Conclusions and Recommendations

The likelihood of miscommunication in the busy intensive care unit is high. In my practice setting, three communication risks are noted: inadequate RN empowerment, a weak error reporting system, and limited safety huddles. They have consequences and implications for patient outcomes – length of stay, hospital-acquired outcomes, and satisfaction. Professional codes and various laws require health professionals to communicate medical errors and issues to hospital managers and regulators for intervention. On this basis, the following two recommendations are made:

  1. Provide communication training programs are needed at the unit to promote collaboration.
  2. Implement standardized tools and error reporting terminologies to improve information exchange.

References

Brennan D, Wendt L. Increasing quality and patient outcomes with staff engagement and shared governance. Online J. Issues Nurs; 26(2): 1-10.
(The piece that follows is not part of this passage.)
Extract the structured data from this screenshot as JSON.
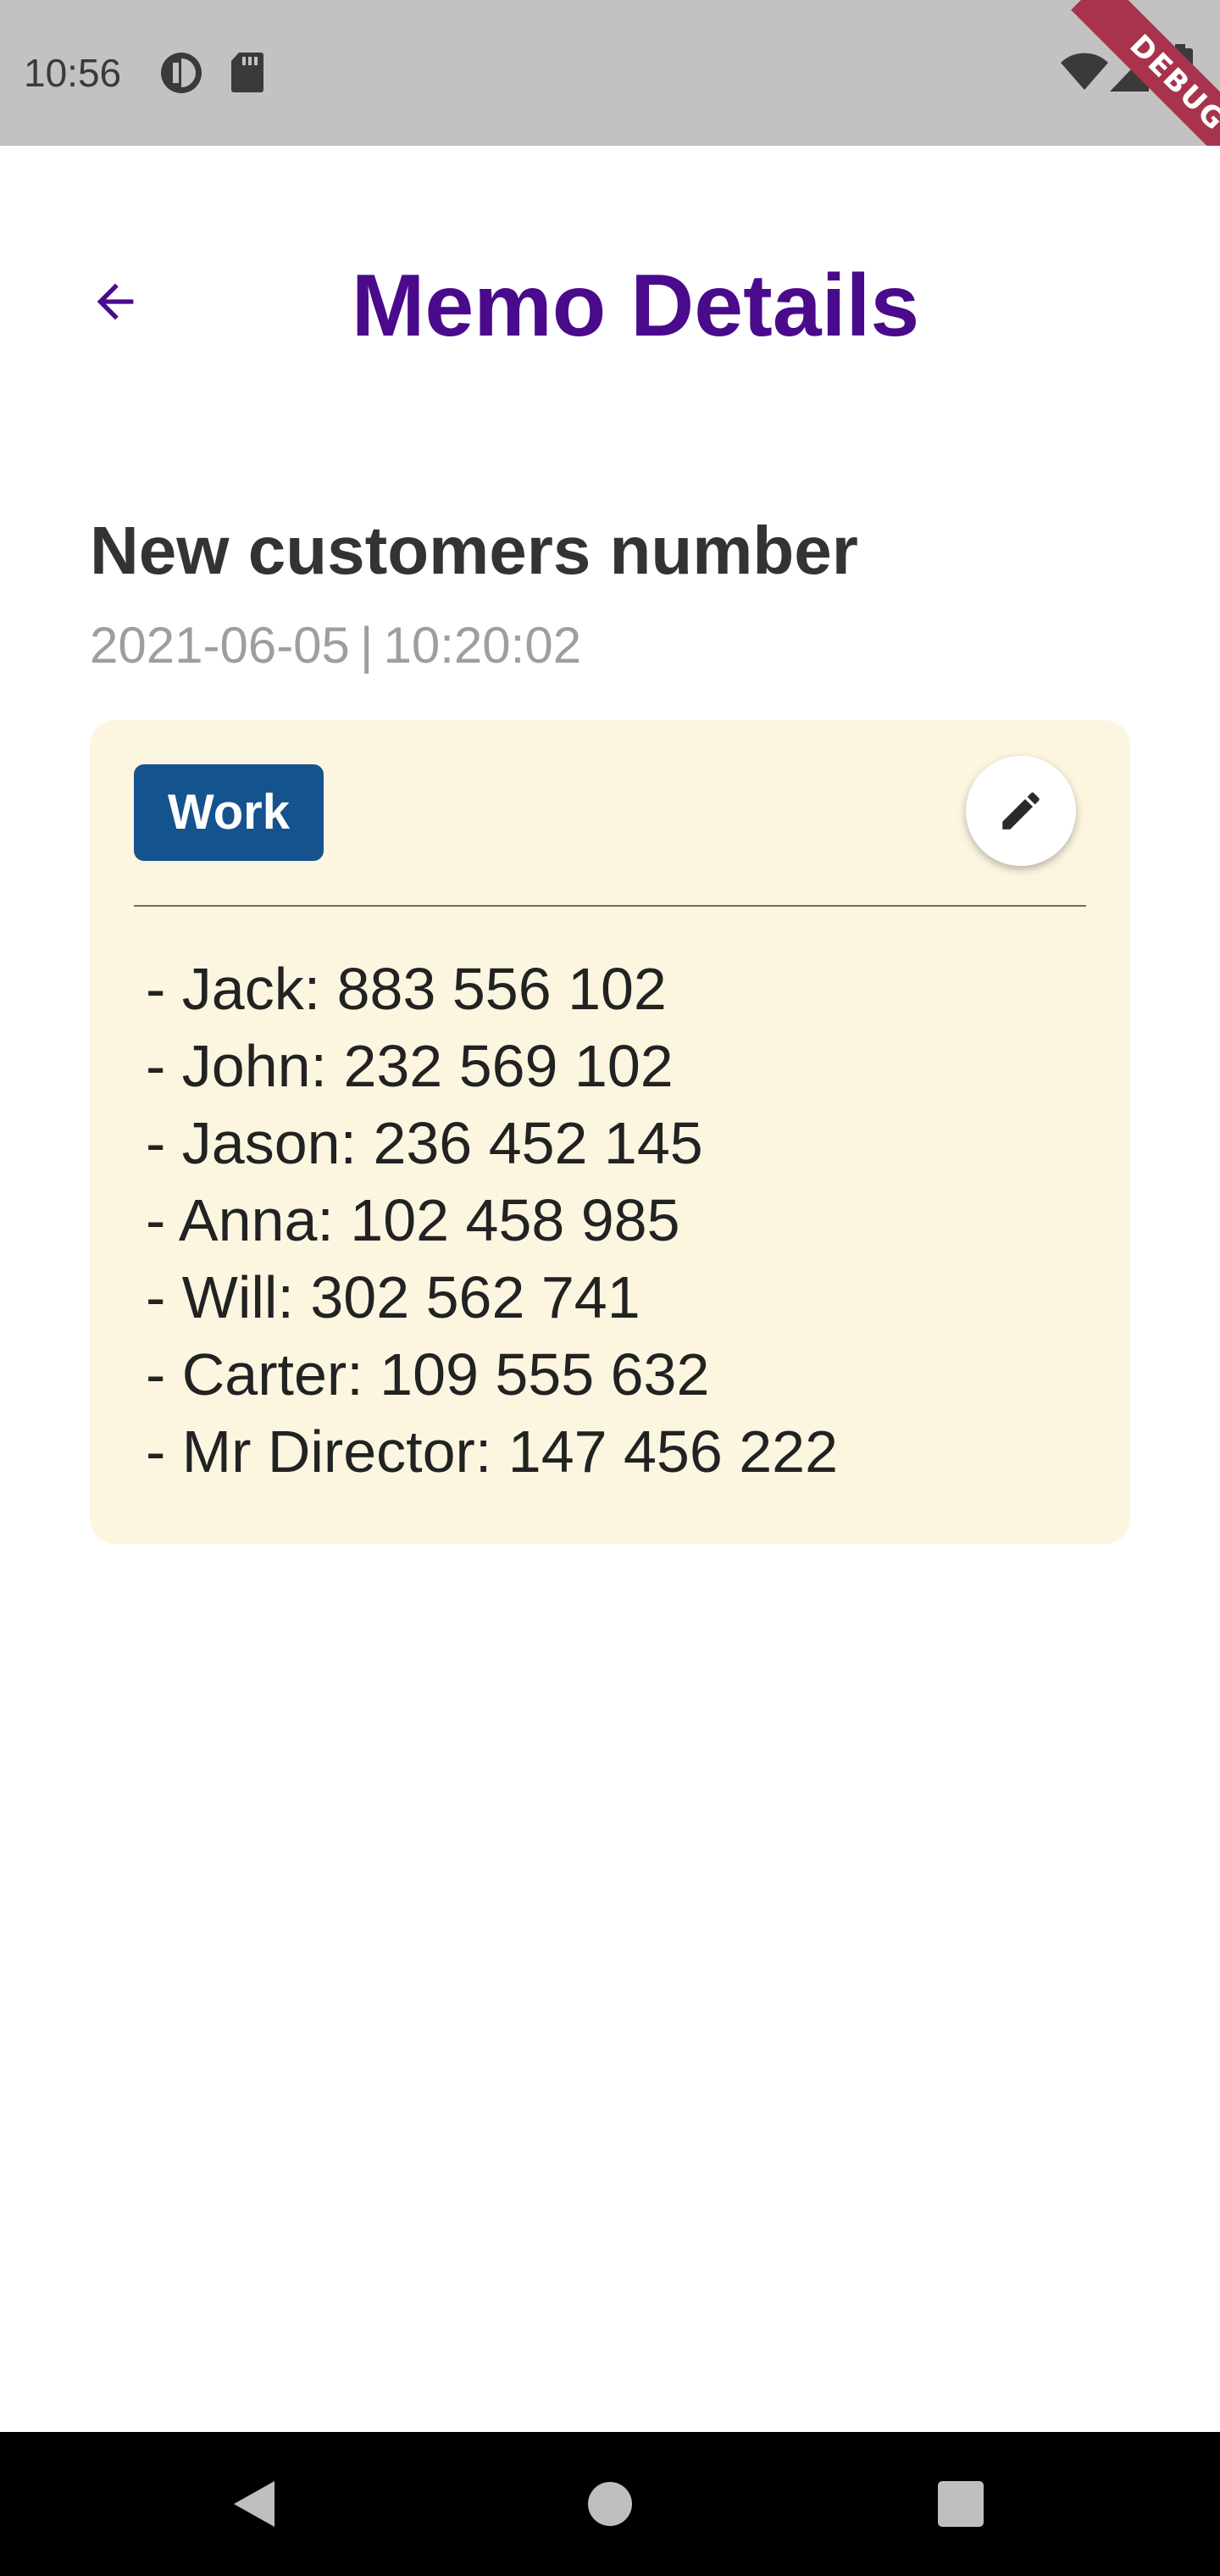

Eltaybani S, Mohamed N, Abdelwareth M. Nature of nursing errors and their contributing factors in intensive care units. Nurs Crit Care. 2019;24(1): 47-54.

Stapley E, Sharples E, Lachman P, Lakhanpaul M, Wolpert M, Deighton J. Factors to consider in the introduction of huddles on clinical wards: Perceptions of staff on the SAFE programme. Int J Qual Health Care. 2018;30(1): 44-49.

Urquhart C, Currell R, Grant MJ, Hardiker NR. Nursing record systems: Effects on nursing practice and healthcare outcomes. Cochrane Database Syst Rev. 2018;5: 1-12.

Vaismoradi M, Tella S, Logan PA, Khakurel J, Vizcaya-Moreno F. Nurses’ adherence to patient safety principles: A systematic review. Int J Environ Res Pub Health. 2020;17(6): 1-15.